Patients medically ready for discharge but not being “signed out” for hours – thus blocking much needed beds. Care plans not being drawn up or properly supported so that when patients return home they are vulnerable. Insufficient home support exacerbates that vulnerability. The chance of people in this position requiring re-hospitalisation is clearly and greatly increased as a result.
So we have a vicious circle of poor social care leading to stretched-to-breaking point medical care.
And of course this is not the only source of tension. In amongst funding and seasonal spikes in ill-health, it is worth looking at the use of hospital services: 2m non-urgent visits to A & E in 2014. So you can see why Jeremy Hunt is trying to filter these out of the wait-time statistics. Partly it is because they are the only places open for health care on a 24 hour basis and, also unlike your GP, you don’t need to make an appointment. The NHS “111” helpline seems to have a low thresh-hold for directing callers to hospital (and you can understand why). On-site, out of hours services, such as Walk-in Centres or Minor Injuries Units undoubtedly help (with 7m attendances a year, according to official figures), but coverage is uneven and reducing.
As a society we have conspired to heap intense pressure on hospital services. Is it really a surprise when they threaten to fall over?
And it is an old trick – set something up to fail and then say it can’t work, and that we need an alternative. And is this context we know what that private-sector, run-for-profit, alternative would be. So we need to take great care in the language we use, lest we create a self-fulfilling prophecy.

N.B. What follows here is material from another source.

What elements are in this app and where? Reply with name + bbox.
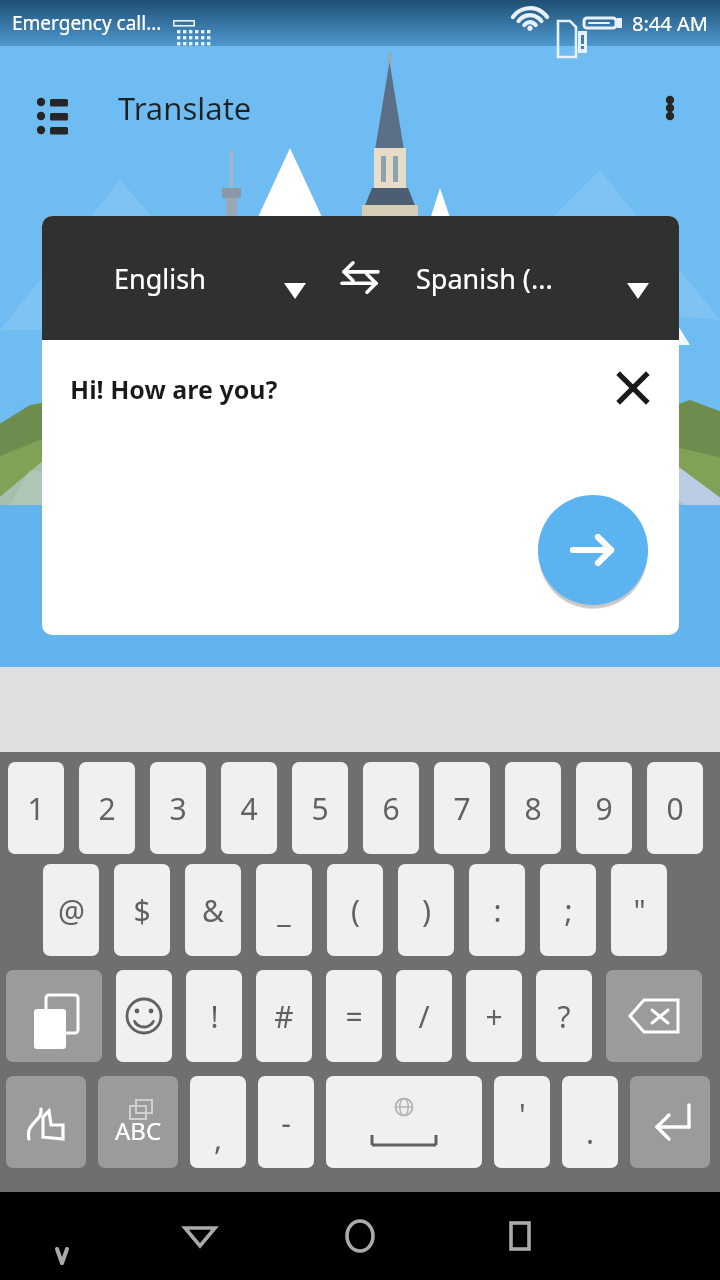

However, there is still a huge national consensus in favour of care provided free at the point of delivery and the principle of the NHS itself. Why then the gap between what we say we want and what we are prepared to pay for?
Could it be that we simply do not want to acknowledge the fundamental economic importance of social care, or that it is an essential component of a functional society, not an optional add-on? Politicians do not want to engage with the unavoidable need to raise taxation and possibly we do not want to embrace the inevitability of us and our families needing care, especially as we/they become older and more frail.
And that is why, serious as it is, it is not the NHS that is most exposed in this real and difficult set of circumstances. It is society itself. You can’t have a mantra of sharing when you’re in denial about what makes society work. You can’t provide leadership without having a grown up discussion about tax and social care. That’s the mother of all crises.